Victims’ families still looking for justice

– a layman’s opinion

Dear Editor,
For many years, some extremely horrible and highly questionable judgements have been handed down by Guyana’s judicial system. Many victims and their families still cry out for a lack of justice.
Take, for example, the sentence handed down by Justice Simone Morris-Ramlall four months ago and published in the local newspaper, when Kurt Erskine, the killer, left his place of residence on July 05, 2015, armed himself with a gun, and travelled miles and shot Ganesh Ramlall (Boyo) to death at La Jalousie, West Coast Demerara. He pleaded guilty to the lesser charge of manslaughter, and received 15 years in a most bizarre decision. The City Mall owner was shot eight times!
Faizal Bacchus, the lookout/ informer, was freed (sentenced to time served) after pleading to the lesser count of manslaughter, when this was a clear-cut case of conspiracy to premeditated murder! Lenox Roberts, the third person charged in the murder, received a similar slap on the wrist in what is a clear case of a conspiracy to commit murder.
In legal terms, these men possessed a guilty mind – mens rea, which refers to criminal intent – therefore, sentencing should be in accordance with this factor. Thus, a crime committed purposefully and knowingly should carry a more severe punishment than if the offender acted recklessly or negligently.
There are abundant cases of haphazard sentencing; however, the following examples would suffice:
In February 2020, Sunildate Balack admitted that between September 6, 2016 and March 31, 2017, at Mibicuri North, Black Bush Polder, he killed his wife Lilwantie Balack, 39, of the same address.
After he had reported that she had left the country, the woman’s remains were found buried behind the couple’s home. In what has become horribly commonplace, he pleaded to the lesser count of manslaughter, and was sentenced to 21 years.
In sentencing the man, the judge said that in taking consideration of all the circumstances, she found that a sentence of 35 years was appropriate. However, she said on account of his guilty plea, 11 years would be deducted, and another three years were discounted on account of the time the convict had spent on remand.
And in 2018, a judge sentenced a Rose Hall, Corentyne man, Desmond Gordon, to ten years in prison after he pleaded guilty to the lesser count of manslaughter in the chopping death of his common law wife Bhagmattie Etwaroo, 50, in May, 2016.
The case of the murder of Abdool Ameer Subrati, 44, a driver with the Demerara Harbour Bridge and father of two, who was fatally shot by bandits in 2016 when they stormed a house at Herstelling, East Bank Demerara, puts the Judiciary on trial.

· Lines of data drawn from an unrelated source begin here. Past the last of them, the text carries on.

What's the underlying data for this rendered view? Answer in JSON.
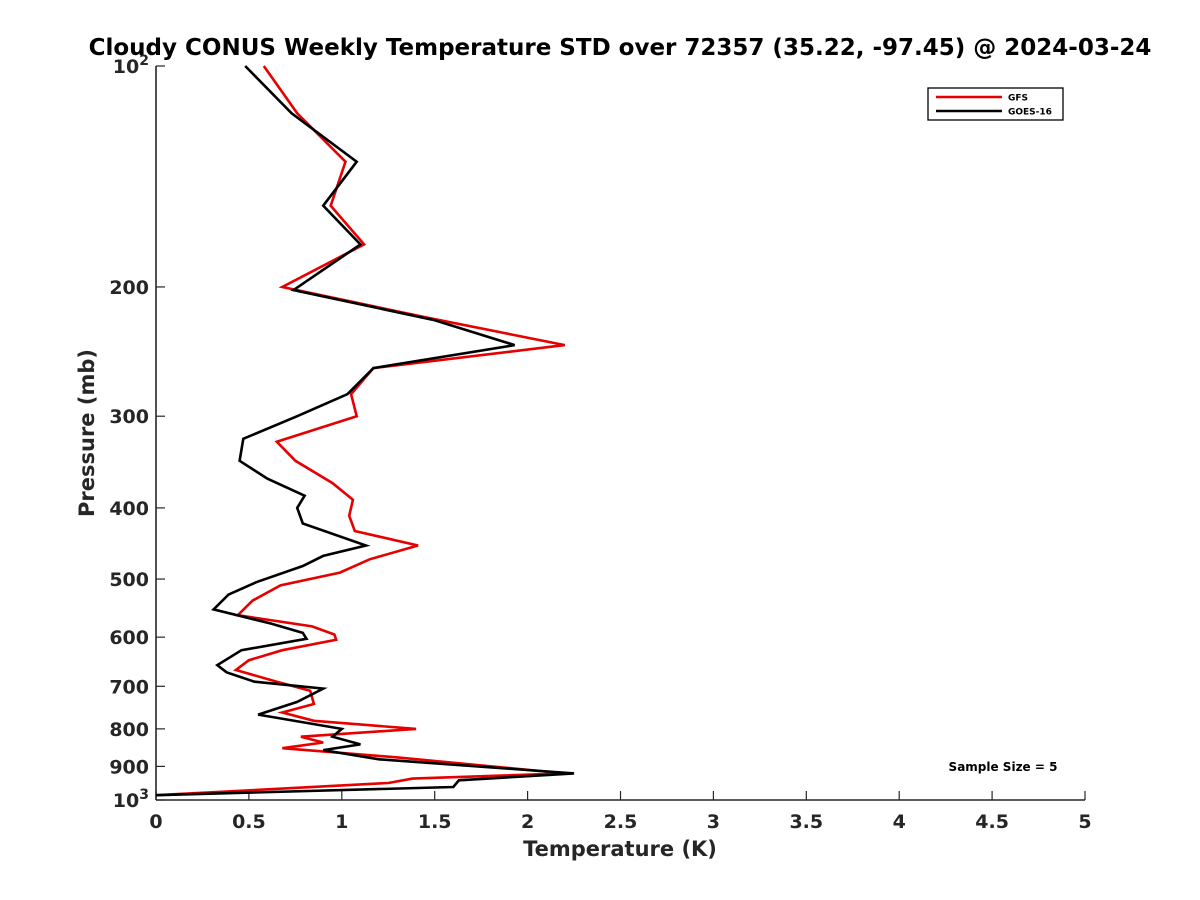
{
  "chart_data": {
    "type": "line",
    "title": "Cloudy CONUS Weekly Temperature STD over 72357 (35.22, -97.45) @ 2024-03-24",
    "xlabel": "Temperature (K)",
    "ylabel": "Pressure (mb)",
    "xlim": [
      0,
      5
    ],
    "ylim": [
      100,
      1000
    ],
    "y_scale": "log",
    "y_reversed": true,
    "grid": false,
    "legend_position": "top-right",
    "x_ticks": [
      "0",
      "0.5",
      "1",
      "1.5",
      "2",
      "2.5",
      "3",
      "3.5",
      "4",
      "4.5",
      "5"
    ],
    "y_ticks": [
      {
        "value": 100,
        "base": "10",
        "exp": "2"
      },
      {
        "value": 200,
        "label": "200"
      },
      {
        "value": 300,
        "label": "300"
      },
      {
        "value": 400,
        "label": "400"
      },
      {
        "value": 500,
        "label": "500"
      },
      {
        "value": 600,
        "label": "600"
      },
      {
        "value": 700,
        "label": "700"
      },
      {
        "value": 800,
        "label": "800"
      },
      {
        "value": 900,
        "label": "900"
      },
      {
        "value": 1000,
        "base": "10",
        "exp": "3"
      }
    ],
    "annotation": "Sample Size = 5",
    "series": [
      {
        "name": "GFS",
        "color": "#e60000",
        "points": [
          {
            "x": 0.58,
            "y": 100
          },
          {
            "x": 0.76,
            "y": 116
          },
          {
            "x": 1.02,
            "y": 135
          },
          {
            "x": 0.94,
            "y": 155
          },
          {
            "x": 1.12,
            "y": 175
          },
          {
            "x": 0.68,
            "y": 200
          },
          {
            "x": 1.45,
            "y": 220
          },
          {
            "x": 2.2,
            "y": 240
          },
          {
            "x": 1.17,
            "y": 258
          },
          {
            "x": 1.05,
            "y": 280
          },
          {
            "x": 1.08,
            "y": 300
          },
          {
            "x": 0.65,
            "y": 325
          },
          {
            "x": 0.75,
            "y": 345
          },
          {
            "x": 0.95,
            "y": 370
          },
          {
            "x": 1.06,
            "y": 390
          },
          {
            "x": 1.04,
            "y": 410
          },
          {
            "x": 1.07,
            "y": 430
          },
          {
            "x": 1.41,
            "y": 450
          },
          {
            "x": 1.15,
            "y": 470
          },
          {
            "x": 0.99,
            "y": 490
          },
          {
            "x": 0.67,
            "y": 510
          },
          {
            "x": 0.52,
            "y": 535
          },
          {
            "x": 0.44,
            "y": 560
          },
          {
            "x": 0.84,
            "y": 580
          },
          {
            "x": 0.96,
            "y": 595
          },
          {
            "x": 0.97,
            "y": 605
          },
          {
            "x": 0.68,
            "y": 625
          },
          {
            "x": 0.5,
            "y": 645
          },
          {
            "x": 0.43,
            "y": 665
          },
          {
            "x": 0.65,
            "y": 690
          },
          {
            "x": 0.83,
            "y": 710
          },
          {
            "x": 0.85,
            "y": 740
          },
          {
            "x": 0.68,
            "y": 760
          },
          {
            "x": 0.85,
            "y": 780
          },
          {
            "x": 1.4,
            "y": 800
          },
          {
            "x": 0.78,
            "y": 820
          },
          {
            "x": 0.9,
            "y": 835
          },
          {
            "x": 0.68,
            "y": 850
          },
          {
            "x": 1.3,
            "y": 875
          },
          {
            "x": 2.2,
            "y": 920
          },
          {
            "x": 1.38,
            "y": 935
          },
          {
            "x": 1.25,
            "y": 948
          },
          {
            "x": 0,
            "y": 985
          }
        ]
      },
      {
        "name": "GOES-16",
        "color": "#000000",
        "points": [
          {
            "x": 0.48,
            "y": 100
          },
          {
            "x": 0.73,
            "y": 116
          },
          {
            "x": 1.08,
            "y": 135
          },
          {
            "x": 0.9,
            "y": 155
          },
          {
            "x": 1.1,
            "y": 175
          },
          {
            "x": 0.74,
            "y": 202
          },
          {
            "x": 1.5,
            "y": 222
          },
          {
            "x": 1.93,
            "y": 240
          },
          {
            "x": 1.17,
            "y": 258
          },
          {
            "x": 1.03,
            "y": 280
          },
          {
            "x": 0.76,
            "y": 300
          },
          {
            "x": 0.47,
            "y": 322
          },
          {
            "x": 0.45,
            "y": 345
          },
          {
            "x": 0.6,
            "y": 365
          },
          {
            "x": 0.8,
            "y": 385
          },
          {
            "x": 0.76,
            "y": 400
          },
          {
            "x": 0.79,
            "y": 420
          },
          {
            "x": 1.13,
            "y": 450
          },
          {
            "x": 0.9,
            "y": 465
          },
          {
            "x": 0.79,
            "y": 480
          },
          {
            "x": 0.54,
            "y": 505
          },
          {
            "x": 0.39,
            "y": 525
          },
          {
            "x": 0.31,
            "y": 550
          },
          {
            "x": 0.62,
            "y": 575
          },
          {
            "x": 0.79,
            "y": 592
          },
          {
            "x": 0.81,
            "y": 603
          },
          {
            "x": 0.46,
            "y": 625
          },
          {
            "x": 0.33,
            "y": 655
          },
          {
            "x": 0.38,
            "y": 670
          },
          {
            "x": 0.53,
            "y": 690
          },
          {
            "x": 0.9,
            "y": 705
          },
          {
            "x": 0.76,
            "y": 735
          },
          {
            "x": 0.55,
            "y": 765
          },
          {
            "x": 1.0,
            "y": 800
          },
          {
            "x": 0.95,
            "y": 820
          },
          {
            "x": 1.1,
            "y": 840
          },
          {
            "x": 0.9,
            "y": 855
          },
          {
            "x": 1.2,
            "y": 880
          },
          {
            "x": 2.25,
            "y": 920
          },
          {
            "x": 1.63,
            "y": 940
          },
          {
            "x": 1.6,
            "y": 960
          },
          {
            "x": 0,
            "y": 985
          }
        ]
      }
    ]
  }
}
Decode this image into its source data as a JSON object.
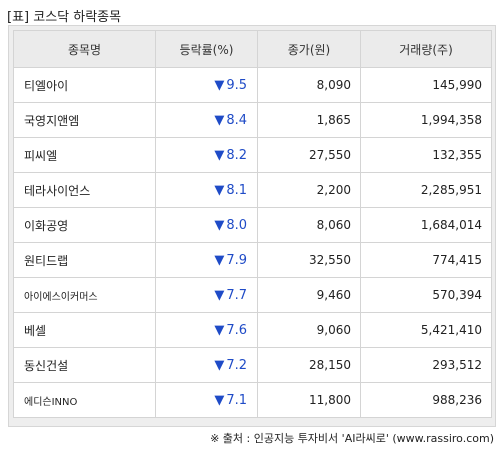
{
  "title": "[표] 코스닥 하락종목",
  "headers": {
    "name": "종목명",
    "rate": "등락률(%)",
    "price": "종가(원)",
    "volume": "거래량(주)"
  },
  "down_arrow": "▼",
  "rows": [
    {
      "name": "티엘아이",
      "rate": "9.5",
      "price": "8,090",
      "volume": "145,990"
    },
    {
      "name": "국영지앤엠",
      "rate": "8.4",
      "price": "1,865",
      "volume": "1,994,358"
    },
    {
      "name": "피씨엘",
      "rate": "8.2",
      "price": "27,550",
      "volume": "132,355"
    },
    {
      "name": "테라사이언스",
      "rate": "8.1",
      "price": "2,200",
      "volume": "2,285,951"
    },
    {
      "name": "이화공영",
      "rate": "8.0",
      "price": "8,060",
      "volume": "1,684,014"
    },
    {
      "name": "원티드랩",
      "rate": "7.9",
      "price": "32,550",
      "volume": "774,415"
    },
    {
      "name": "아이에스이커머스",
      "rate": "7.7",
      "price": "9,460",
      "volume": "570,394"
    },
    {
      "name": "베셀",
      "rate": "7.6",
      "price": "9,060",
      "volume": "5,421,410"
    },
    {
      "name": "동신건설",
      "rate": "7.2",
      "price": "28,150",
      "volume": "293,512"
    },
    {
      "name": "에디슨INNO",
      "rate": "7.1",
      "price": "11,800",
      "volume": "988,236"
    }
  ],
  "source": "※ 출처 : 인공지능 투자비서 'AI라씨로' (www.rassiro.com)",
  "colors": {
    "down": "#1f4bc7",
    "header_bg": "#ebebeb",
    "frame_bg": "#eeeeee"
  }
}
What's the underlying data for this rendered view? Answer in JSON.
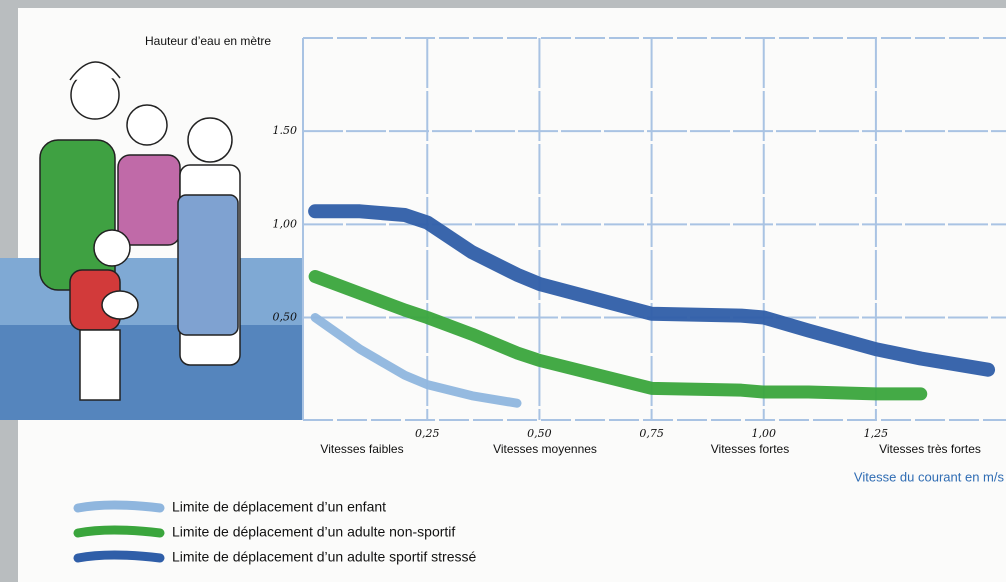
{
  "chart_data": {
    "type": "line",
    "y_axis_label": "Hauteur d’eau en mètre",
    "x_axis_label": "Vitesse du courant en m/s",
    "speed_labels": [
      "Vitesses faibles",
      "Vitesses moyennes",
      "Vitesses fortes",
      "Vitesses très fortes"
    ],
    "x": [
      0,
      0.1,
      0.2,
      0.25,
      0.35,
      0.45,
      0.5,
      0.75,
      0.95,
      1.0,
      1.1,
      1.25,
      1.35,
      1.5
    ],
    "series": [
      {
        "name": "Limite de déplacement d’un enfant",
        "color": "#8fb6de",
        "values": [
          0.5,
          0.33,
          0.19,
          0.14,
          0.08,
          0.04,
          null,
          null,
          null,
          null,
          null,
          null,
          null,
          null
        ]
      },
      {
        "name": "Limite de déplacement d’un adulte non-sportif",
        "color": "#3aa53c",
        "values": [
          0.72,
          0.63,
          0.54,
          0.5,
          0.41,
          0.31,
          0.27,
          0.12,
          0.11,
          0.1,
          0.1,
          0.09,
          0.09,
          null
        ]
      },
      {
        "name": "Limite de déplacement d’un adulte sportif stressé",
        "color": "#2f5ea8",
        "values": [
          1.07,
          1.07,
          1.05,
          1.01,
          0.85,
          0.73,
          0.68,
          0.52,
          0.51,
          0.5,
          0.43,
          0.33,
          0.28,
          0.22
        ]
      }
    ],
    "xlim": [
      -0.027,
      1.54
    ],
    "ylim": [
      -0.05,
      2.0
    ],
    "xticks": [
      {
        "value": 0.25,
        "label": "0,25"
      },
      {
        "value": 0.5,
        "label": "0,50"
      },
      {
        "value": 0.75,
        "label": "0,75"
      },
      {
        "value": 1.0,
        "label": "1,00"
      },
      {
        "value": 1.25,
        "label": "1,25"
      }
    ],
    "yticks": [
      {
        "value": 0.5,
        "label": "0,50"
      },
      {
        "value": 1.0,
        "label": "1,00"
      },
      {
        "value": 1.5,
        "label": "1.50"
      }
    ],
    "grid": true
  }
}
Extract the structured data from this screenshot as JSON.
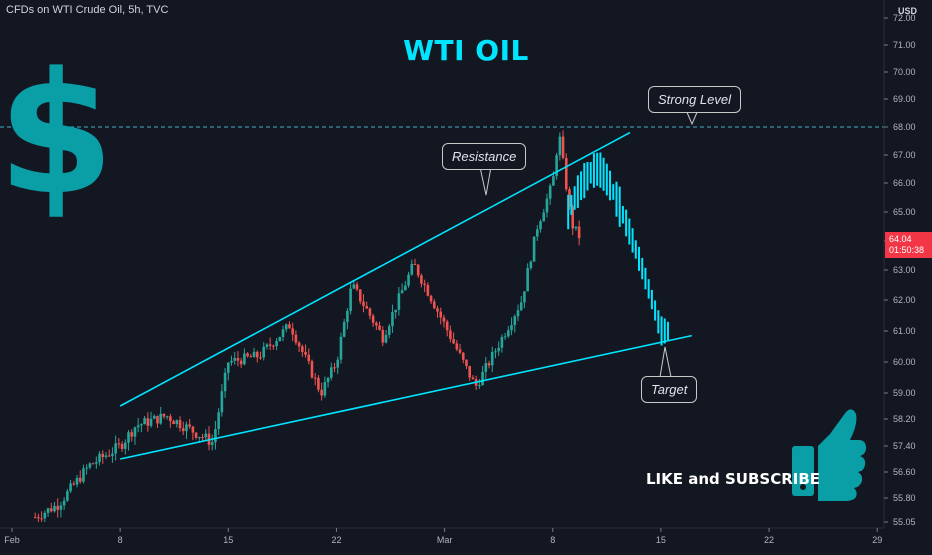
{
  "header": {
    "symbol_line": "CFDs on WTI Crude Oil, 5h, TVC"
  },
  "title": "WTI OIL",
  "cta": "LIKE and SUBSCRIBE",
  "currency": "USD",
  "callouts": {
    "resistance": "Resistance",
    "strong_level": "Strong Level",
    "target": "Target"
  },
  "last_price": {
    "value": "64.04",
    "countdown": "01:50:38"
  },
  "colors": {
    "up": "#26a69a",
    "down": "#ef5350",
    "trendline": "#00e5ff",
    "dollar": "#0a9ea6",
    "thumb": "#0a9ea6",
    "level": "#3fb6c7"
  },
  "icons": [
    "dollar-sign-icon",
    "thumbs-up-icon"
  ],
  "chart_data": {
    "type": "candlestick",
    "title": "WTI OIL",
    "x_ticks": [
      "Feb",
      "8",
      "15",
      "22",
      "Mar",
      "8",
      "15",
      "22",
      "29"
    ],
    "y_ticks": [
      "55.05",
      "55.80",
      "56.60",
      "57.40",
      "58.20",
      "59.00",
      "60.00",
      "61.00",
      "62.00",
      "63.00",
      "64.00",
      "65.00",
      "66.00",
      "67.00",
      "68.00",
      "69.00",
      "70.00",
      "71.00",
      "72.00"
    ],
    "ylim": [
      55.05,
      72.0
    ],
    "horizontal_level": 68.0,
    "resistance_line": {
      "from": [
        "Feb 8",
        58.6
      ],
      "to": [
        "Mar 13",
        67.8
      ]
    },
    "support_line": {
      "from": [
        "Feb 8",
        57.0
      ],
      "to": [
        "Mar 17",
        60.85
      ]
    },
    "projection": {
      "from": [
        "Mar 9",
        65.0
      ],
      "peak": [
        "Mar 11",
        66.5
      ],
      "to": [
        "Mar 15",
        61.0
      ]
    }
  }
}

Devon Chacon, 22, murdered Subrati during the furtherance of a robbery.
Police had said that two men, including a tenant at the Herstelling property, were picked out as being involved in the attack. The family of the dead man was reported in the local media as saying that he was shot while the men were firing wildly during the robbery.
The accused was sentenced to 5 years in 2021 — to time served.